I recognize these sins in myself, and I want to prune back the branches of sin that grow up within me. I want to abide in Christ in such a way that I am set free from the grip of white supremacy. But I think it’s more than a branch. I think it’s like the trunk of the tree, and if I’m going to experience real freedom, then I need to let Christ chop down the tree and toss it in the fire. But white supremacy is a system…it’s a power and principality. How do you eradicate a blight that has infected every tree in the forest?
Is this the meaning of the parable of the weeds and the wheat?
“The servants asked him, ‘Do you want us to go and pull them up [the weeds]?’

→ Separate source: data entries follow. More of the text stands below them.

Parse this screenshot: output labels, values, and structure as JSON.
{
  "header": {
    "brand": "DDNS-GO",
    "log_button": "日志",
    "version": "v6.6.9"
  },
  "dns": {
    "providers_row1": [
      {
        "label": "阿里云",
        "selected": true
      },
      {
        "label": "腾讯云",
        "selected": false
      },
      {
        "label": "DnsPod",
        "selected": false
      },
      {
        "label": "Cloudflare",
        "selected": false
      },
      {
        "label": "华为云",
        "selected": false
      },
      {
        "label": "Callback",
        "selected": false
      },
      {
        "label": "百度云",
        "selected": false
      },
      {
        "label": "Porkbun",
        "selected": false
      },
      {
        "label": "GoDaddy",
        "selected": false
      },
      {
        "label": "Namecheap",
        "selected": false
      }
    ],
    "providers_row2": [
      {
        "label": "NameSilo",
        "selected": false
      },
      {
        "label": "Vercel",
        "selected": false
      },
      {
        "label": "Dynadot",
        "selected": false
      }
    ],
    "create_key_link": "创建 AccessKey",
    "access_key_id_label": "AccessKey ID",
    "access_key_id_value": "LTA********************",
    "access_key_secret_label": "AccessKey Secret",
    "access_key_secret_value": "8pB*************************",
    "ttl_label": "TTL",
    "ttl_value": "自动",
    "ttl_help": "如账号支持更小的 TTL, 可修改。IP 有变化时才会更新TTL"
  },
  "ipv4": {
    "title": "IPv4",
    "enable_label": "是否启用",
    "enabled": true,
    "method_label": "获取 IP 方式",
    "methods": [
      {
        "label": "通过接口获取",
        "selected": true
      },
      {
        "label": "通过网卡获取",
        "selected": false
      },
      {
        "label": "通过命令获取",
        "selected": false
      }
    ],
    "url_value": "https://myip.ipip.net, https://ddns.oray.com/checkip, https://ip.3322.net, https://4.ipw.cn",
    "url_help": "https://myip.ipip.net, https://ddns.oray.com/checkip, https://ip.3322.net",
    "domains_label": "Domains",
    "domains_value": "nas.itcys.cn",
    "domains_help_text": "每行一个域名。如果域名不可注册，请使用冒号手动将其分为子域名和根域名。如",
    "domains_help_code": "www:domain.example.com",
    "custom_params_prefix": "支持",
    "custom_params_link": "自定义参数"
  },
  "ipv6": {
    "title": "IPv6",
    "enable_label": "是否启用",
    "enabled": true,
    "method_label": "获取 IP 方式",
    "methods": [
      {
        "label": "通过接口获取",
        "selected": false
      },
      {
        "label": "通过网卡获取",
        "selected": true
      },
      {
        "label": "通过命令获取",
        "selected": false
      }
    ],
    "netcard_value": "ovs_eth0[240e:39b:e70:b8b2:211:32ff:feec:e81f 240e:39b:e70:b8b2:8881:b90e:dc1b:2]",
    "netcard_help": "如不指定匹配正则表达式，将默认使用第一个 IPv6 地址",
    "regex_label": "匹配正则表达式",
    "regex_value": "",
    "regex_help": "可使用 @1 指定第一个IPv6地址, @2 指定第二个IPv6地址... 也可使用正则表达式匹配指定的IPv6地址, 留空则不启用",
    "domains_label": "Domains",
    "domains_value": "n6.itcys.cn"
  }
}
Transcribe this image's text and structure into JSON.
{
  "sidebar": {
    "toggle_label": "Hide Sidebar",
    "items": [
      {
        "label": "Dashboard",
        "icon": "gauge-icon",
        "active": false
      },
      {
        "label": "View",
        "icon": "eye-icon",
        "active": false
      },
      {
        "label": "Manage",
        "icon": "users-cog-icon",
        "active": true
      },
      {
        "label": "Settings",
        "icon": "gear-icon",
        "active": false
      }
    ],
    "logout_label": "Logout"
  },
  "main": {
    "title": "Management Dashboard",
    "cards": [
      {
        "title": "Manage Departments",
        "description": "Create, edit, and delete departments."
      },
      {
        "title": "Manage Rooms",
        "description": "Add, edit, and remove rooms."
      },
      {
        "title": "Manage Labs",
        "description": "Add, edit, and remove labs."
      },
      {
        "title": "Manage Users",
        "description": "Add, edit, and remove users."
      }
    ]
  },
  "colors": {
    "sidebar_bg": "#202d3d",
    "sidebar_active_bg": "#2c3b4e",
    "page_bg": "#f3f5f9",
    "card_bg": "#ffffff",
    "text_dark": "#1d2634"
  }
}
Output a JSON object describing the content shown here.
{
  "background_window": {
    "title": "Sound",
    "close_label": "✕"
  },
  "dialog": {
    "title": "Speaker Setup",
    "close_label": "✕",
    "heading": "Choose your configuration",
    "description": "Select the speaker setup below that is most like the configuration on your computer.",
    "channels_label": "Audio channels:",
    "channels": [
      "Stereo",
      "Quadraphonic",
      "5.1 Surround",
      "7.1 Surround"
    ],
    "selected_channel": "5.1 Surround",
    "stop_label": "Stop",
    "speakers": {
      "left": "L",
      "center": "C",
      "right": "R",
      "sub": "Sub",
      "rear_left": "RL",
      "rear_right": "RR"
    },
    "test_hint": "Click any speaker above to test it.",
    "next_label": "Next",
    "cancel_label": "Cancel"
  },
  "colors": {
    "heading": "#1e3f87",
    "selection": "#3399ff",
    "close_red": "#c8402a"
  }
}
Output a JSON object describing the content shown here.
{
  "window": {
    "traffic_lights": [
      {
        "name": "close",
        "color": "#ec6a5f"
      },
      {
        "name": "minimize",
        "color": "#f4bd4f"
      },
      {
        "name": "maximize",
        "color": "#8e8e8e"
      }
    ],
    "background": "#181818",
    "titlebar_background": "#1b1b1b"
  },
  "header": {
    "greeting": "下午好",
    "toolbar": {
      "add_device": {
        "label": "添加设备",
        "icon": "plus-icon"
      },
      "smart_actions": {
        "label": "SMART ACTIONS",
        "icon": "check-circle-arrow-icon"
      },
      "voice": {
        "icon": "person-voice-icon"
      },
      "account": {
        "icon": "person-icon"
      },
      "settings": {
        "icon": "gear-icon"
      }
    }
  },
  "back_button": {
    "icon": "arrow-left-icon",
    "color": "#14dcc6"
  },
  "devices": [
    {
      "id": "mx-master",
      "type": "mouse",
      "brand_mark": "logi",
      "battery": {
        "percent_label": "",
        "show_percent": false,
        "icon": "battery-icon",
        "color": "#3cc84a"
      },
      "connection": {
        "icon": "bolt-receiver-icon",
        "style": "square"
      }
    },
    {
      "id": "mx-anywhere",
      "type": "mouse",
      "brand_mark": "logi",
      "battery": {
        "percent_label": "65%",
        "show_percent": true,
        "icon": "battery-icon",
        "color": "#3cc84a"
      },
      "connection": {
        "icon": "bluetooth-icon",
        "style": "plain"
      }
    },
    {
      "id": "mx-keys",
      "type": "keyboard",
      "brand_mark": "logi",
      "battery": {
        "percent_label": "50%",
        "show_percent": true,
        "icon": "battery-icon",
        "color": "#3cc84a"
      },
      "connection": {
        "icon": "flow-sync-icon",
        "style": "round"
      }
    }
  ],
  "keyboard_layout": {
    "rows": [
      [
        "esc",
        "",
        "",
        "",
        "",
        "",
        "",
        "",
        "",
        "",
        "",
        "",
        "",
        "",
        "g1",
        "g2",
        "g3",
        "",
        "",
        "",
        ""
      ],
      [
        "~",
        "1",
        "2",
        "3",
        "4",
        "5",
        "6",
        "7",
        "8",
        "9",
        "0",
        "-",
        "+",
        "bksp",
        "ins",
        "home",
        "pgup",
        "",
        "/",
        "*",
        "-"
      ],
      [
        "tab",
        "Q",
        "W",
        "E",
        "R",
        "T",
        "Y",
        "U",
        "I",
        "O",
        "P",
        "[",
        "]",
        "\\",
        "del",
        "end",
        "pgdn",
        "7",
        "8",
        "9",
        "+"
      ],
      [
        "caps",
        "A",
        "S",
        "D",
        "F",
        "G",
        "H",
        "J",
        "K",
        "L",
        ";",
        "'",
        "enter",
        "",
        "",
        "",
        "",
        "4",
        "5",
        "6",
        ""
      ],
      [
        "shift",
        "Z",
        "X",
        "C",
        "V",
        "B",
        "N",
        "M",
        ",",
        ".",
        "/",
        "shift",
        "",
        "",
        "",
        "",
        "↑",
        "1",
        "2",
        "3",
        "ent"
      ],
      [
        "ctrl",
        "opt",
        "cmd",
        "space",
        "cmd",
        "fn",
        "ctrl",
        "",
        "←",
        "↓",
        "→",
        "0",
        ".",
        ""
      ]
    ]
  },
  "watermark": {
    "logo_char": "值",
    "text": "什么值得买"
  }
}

“‘No,’ he answered, ‘because while you are pulling the weeds, you may uproot the wheat with them. Let both grow together until the harvest. At that time I will tell the harvesters: First collect the weeds and tie them in bundles to be burned; then gather the wheat and bring it into my barn.’”
Maybe I’m mixing my metaphors too much, but I’m genuinely struggling with what it means to be connected to the vine (Jesus), and yet bear the bad fruit of white supremacy and all the other ugly phobias and isms that devalue others. And even if I fix it in myself (if that’s possible), the system still remains firmly in place in most churches. Even if I create an affirming and racially just church, it’s just a drop in the bucket of millions of un-affirming, racist churches. I’m sorry I’m not dropping major solutions on you today, I’m just sharing my own thought process through a difficult but necessary topic.
I also realize that there may be members of my audience who have no idea what I’m talking about. To you, white supremacy is a marginal idea held only by extremists. I’d highly recommend you read The Color of Compromise: The Truth About the American Church’s Complicity in Racism, by Jemar Tisby, or Reconstructing the Gospel: Finding Freedom from Slaveholder Religion by Jonathan Wilson-Hartgrove. Here’s a helpful definition of what I’m referring to by using the term white supremacy:
“By ‘white supremacy’ I do not mean to allude only to the self-conscious racism of white supremacist hate groups. I refer instead to a political, economic and cultural system in which whites overwhelmingly control power and material resources, conscious and unconscious ideas of white superiority and entitlement are widespread, and relations of white dominance and non-white subordination are daily reenacted across a broad array of institutions and social settings.” – Frances Lee Ansley
Thank you for bearing with me through the weeds. I pray that our churches will awaken to the sin of white supremacy, that we will not simply prune away a few dead branches here and there, but that we will allow the ax to do its work at the root.